Each CD dusted off and played brings this strange sort of time travel. Handel’s Water Music finds me cooking in a steamy summer kitchen hearing the voices of children splashing in an old metal pool just outside the ripped screen door. My ten year old, drunk with power, wielding that hose with the abandon of a despot flinging spray to all parts of the Universe, including through the door at me. I remember being grateful for that sudden shock of misty cold spray on my legs, as the baby within me suddenly leapt as if impatient for the joy that is a garden hoses awaiting him on this other side of birth. I see laughing faces and the glorious rapture that is the first day of summer. A Telemann Oboe Concerto finds me reading The Physics of Aristotle late into the night and looking up to exclaim quite loudly to the wall my sudden discovery that, “There are causes. Four of them. We CAN explain the world around us. We are not in a random Universe!” Telemann smiles his ascent to my astonished self with a sweet flourish of his weaving oboe. Edgar Meyer’s Short Trip Home finds me rocking a baby in a sunlit room smelling a warm little head and feeling the surge of new mother love that defies all poetry to express. Yet strangely Edgar Meyer assures me that he understands perfectly. Beethoven’s String Quartets bring me to a comfortable chair and my first magical taste of Emily Dickinson’s poetry, winter light through a window, and a mug of coffee steaming in my hand. Ludwig and Emily are forever linked in this musical embrace. At the very first note of his sweet violin, I see her at the top of her Amherst stairs nodding down at me, softly drifting down another poem to my eager eyes. Chopin’s Piano Concerto #2 reminds me what it was like to fall in love and what glorious, magical passion there was in that fall. Mozart brings memories of Sunday dinners and the good china and grass scented air from the open window in early spring. Handel’s Messiah wraps me in the smell of lilies, the taste of chocolate and Easter alleluia’s long silent spilling over in champagne toasts to the Risen King, who indeed “shall reign forever and ever”. And on and on it goes, and me walking enchanted through these butterflies of time.

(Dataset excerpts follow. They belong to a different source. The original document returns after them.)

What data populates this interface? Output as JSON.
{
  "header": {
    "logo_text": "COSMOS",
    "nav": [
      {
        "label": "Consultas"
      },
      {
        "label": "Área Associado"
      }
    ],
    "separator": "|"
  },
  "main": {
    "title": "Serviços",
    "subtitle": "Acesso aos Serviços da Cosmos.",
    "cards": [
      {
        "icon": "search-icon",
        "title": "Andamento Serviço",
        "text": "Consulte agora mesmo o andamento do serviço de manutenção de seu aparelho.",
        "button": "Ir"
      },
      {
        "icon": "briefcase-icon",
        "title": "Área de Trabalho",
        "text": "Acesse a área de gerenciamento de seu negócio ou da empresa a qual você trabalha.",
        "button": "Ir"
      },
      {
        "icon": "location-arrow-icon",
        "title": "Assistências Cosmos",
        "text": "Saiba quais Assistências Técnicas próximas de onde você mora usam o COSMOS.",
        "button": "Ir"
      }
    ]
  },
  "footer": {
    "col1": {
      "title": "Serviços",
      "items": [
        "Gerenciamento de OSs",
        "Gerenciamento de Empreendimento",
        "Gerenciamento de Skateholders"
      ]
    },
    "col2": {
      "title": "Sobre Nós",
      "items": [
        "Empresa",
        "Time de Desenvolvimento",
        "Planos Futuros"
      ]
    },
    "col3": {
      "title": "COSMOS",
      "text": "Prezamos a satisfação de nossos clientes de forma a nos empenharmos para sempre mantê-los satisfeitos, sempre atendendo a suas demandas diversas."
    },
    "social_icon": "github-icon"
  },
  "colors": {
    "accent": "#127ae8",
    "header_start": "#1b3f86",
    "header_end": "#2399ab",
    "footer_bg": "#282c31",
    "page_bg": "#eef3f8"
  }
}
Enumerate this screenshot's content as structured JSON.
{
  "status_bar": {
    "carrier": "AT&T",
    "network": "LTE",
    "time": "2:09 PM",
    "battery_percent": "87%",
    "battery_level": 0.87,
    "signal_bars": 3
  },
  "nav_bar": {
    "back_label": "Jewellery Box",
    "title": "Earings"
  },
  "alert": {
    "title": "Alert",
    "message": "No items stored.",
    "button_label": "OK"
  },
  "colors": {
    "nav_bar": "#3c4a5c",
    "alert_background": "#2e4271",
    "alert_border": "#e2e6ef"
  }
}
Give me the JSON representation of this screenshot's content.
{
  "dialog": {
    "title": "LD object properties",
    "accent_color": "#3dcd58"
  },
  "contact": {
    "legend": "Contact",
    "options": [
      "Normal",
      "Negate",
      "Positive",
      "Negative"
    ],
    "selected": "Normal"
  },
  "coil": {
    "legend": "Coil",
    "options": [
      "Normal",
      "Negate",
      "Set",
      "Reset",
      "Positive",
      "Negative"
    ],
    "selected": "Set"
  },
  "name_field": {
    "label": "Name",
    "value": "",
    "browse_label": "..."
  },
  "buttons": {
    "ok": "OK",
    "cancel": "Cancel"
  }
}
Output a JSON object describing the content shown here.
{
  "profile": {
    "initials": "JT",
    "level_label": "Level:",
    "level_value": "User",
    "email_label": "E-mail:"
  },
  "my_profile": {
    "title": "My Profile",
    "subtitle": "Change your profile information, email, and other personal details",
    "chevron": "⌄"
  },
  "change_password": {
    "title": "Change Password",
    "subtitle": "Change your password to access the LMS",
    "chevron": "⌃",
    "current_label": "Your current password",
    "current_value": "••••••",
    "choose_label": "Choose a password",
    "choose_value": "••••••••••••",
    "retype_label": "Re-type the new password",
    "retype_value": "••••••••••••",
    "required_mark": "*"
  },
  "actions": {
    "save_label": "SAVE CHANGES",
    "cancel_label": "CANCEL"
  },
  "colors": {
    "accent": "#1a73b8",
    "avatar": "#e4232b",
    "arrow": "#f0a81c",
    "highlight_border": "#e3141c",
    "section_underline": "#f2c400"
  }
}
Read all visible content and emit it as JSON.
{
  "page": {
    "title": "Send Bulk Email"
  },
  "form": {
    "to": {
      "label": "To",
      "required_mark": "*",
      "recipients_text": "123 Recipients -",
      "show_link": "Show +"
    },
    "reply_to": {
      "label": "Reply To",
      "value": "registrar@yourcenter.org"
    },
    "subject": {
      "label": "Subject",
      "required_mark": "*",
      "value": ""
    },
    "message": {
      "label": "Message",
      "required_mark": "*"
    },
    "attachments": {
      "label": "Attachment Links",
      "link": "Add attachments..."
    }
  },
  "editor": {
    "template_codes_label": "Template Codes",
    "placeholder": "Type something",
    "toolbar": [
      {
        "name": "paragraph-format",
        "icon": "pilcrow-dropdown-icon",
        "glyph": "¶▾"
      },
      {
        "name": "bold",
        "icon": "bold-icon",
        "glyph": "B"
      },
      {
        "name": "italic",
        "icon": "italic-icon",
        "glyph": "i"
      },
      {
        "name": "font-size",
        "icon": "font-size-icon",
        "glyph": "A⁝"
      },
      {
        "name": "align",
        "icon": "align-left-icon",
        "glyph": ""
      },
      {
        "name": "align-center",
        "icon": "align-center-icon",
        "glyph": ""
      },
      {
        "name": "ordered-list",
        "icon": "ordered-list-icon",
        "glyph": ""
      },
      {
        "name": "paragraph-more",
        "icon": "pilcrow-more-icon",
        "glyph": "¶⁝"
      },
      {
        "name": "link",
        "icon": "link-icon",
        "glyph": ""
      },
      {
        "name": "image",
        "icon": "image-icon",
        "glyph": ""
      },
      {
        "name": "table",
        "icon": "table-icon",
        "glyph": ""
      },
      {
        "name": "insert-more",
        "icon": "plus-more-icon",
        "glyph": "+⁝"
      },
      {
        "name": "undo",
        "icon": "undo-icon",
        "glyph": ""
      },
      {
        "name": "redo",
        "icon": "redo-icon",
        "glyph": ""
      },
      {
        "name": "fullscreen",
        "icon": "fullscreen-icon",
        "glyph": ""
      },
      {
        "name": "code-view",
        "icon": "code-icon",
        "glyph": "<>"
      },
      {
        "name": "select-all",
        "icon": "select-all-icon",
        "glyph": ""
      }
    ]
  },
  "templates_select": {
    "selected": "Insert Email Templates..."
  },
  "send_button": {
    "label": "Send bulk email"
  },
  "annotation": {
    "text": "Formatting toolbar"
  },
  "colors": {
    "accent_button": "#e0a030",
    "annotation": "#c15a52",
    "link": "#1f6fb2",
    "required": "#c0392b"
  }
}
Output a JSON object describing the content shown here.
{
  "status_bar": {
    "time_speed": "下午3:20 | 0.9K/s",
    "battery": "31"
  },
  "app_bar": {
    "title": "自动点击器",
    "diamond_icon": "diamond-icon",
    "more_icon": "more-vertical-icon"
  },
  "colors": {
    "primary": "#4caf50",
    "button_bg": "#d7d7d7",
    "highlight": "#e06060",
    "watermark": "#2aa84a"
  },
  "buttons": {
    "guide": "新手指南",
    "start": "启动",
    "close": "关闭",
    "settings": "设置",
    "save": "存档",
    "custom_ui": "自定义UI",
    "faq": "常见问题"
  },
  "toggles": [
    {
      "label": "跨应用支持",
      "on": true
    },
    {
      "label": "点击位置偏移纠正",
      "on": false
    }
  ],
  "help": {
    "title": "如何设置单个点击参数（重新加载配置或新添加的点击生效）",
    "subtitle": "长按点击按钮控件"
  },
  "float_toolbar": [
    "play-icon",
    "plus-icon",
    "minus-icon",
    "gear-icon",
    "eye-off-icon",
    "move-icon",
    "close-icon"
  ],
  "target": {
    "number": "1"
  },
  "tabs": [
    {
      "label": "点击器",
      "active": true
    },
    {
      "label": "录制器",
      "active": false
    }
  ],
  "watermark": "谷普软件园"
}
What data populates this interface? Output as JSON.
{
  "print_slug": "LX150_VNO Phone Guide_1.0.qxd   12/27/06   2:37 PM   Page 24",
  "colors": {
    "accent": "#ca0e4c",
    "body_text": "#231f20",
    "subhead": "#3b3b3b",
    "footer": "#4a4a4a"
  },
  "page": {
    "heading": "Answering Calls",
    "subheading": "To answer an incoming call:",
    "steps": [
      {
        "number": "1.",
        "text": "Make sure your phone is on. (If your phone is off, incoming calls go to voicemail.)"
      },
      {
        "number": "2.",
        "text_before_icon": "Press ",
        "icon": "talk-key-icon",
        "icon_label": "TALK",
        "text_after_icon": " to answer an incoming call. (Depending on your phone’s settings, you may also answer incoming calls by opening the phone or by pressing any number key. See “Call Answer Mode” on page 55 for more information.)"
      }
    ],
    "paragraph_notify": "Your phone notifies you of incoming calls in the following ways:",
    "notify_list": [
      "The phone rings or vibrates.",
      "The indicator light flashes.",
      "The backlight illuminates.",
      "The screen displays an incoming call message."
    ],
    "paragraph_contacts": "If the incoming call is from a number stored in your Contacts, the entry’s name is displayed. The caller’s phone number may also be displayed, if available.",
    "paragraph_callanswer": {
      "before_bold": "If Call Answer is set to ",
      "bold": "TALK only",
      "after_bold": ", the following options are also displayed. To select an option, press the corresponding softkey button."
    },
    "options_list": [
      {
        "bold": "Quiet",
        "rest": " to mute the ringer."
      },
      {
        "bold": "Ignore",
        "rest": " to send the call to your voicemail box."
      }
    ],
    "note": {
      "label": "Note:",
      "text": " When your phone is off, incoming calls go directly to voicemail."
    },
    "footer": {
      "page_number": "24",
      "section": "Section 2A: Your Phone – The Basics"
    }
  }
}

My mind is filled with memories of a treasured past released in fluttering, happy abandon from the notes of these musical time-cocoons opening one by one. And I, a happy time traveler in God’s “forever-now”, race through a Lent that is suddenly replete with the efficacious ache of utter gratitude growing into praise; praise that I am blessed with the glory of a feeling nature that remembers through music; memories shining with God’s eternal, transfiguring light on my little life: past, present and future. This is my anamnesis; that fluttering word released by a friend into my cupped wonder once in conversation. I do not ask HOW this can be so. I can only rejoice that it IS so. And rejoicing in the Lord must be my strength.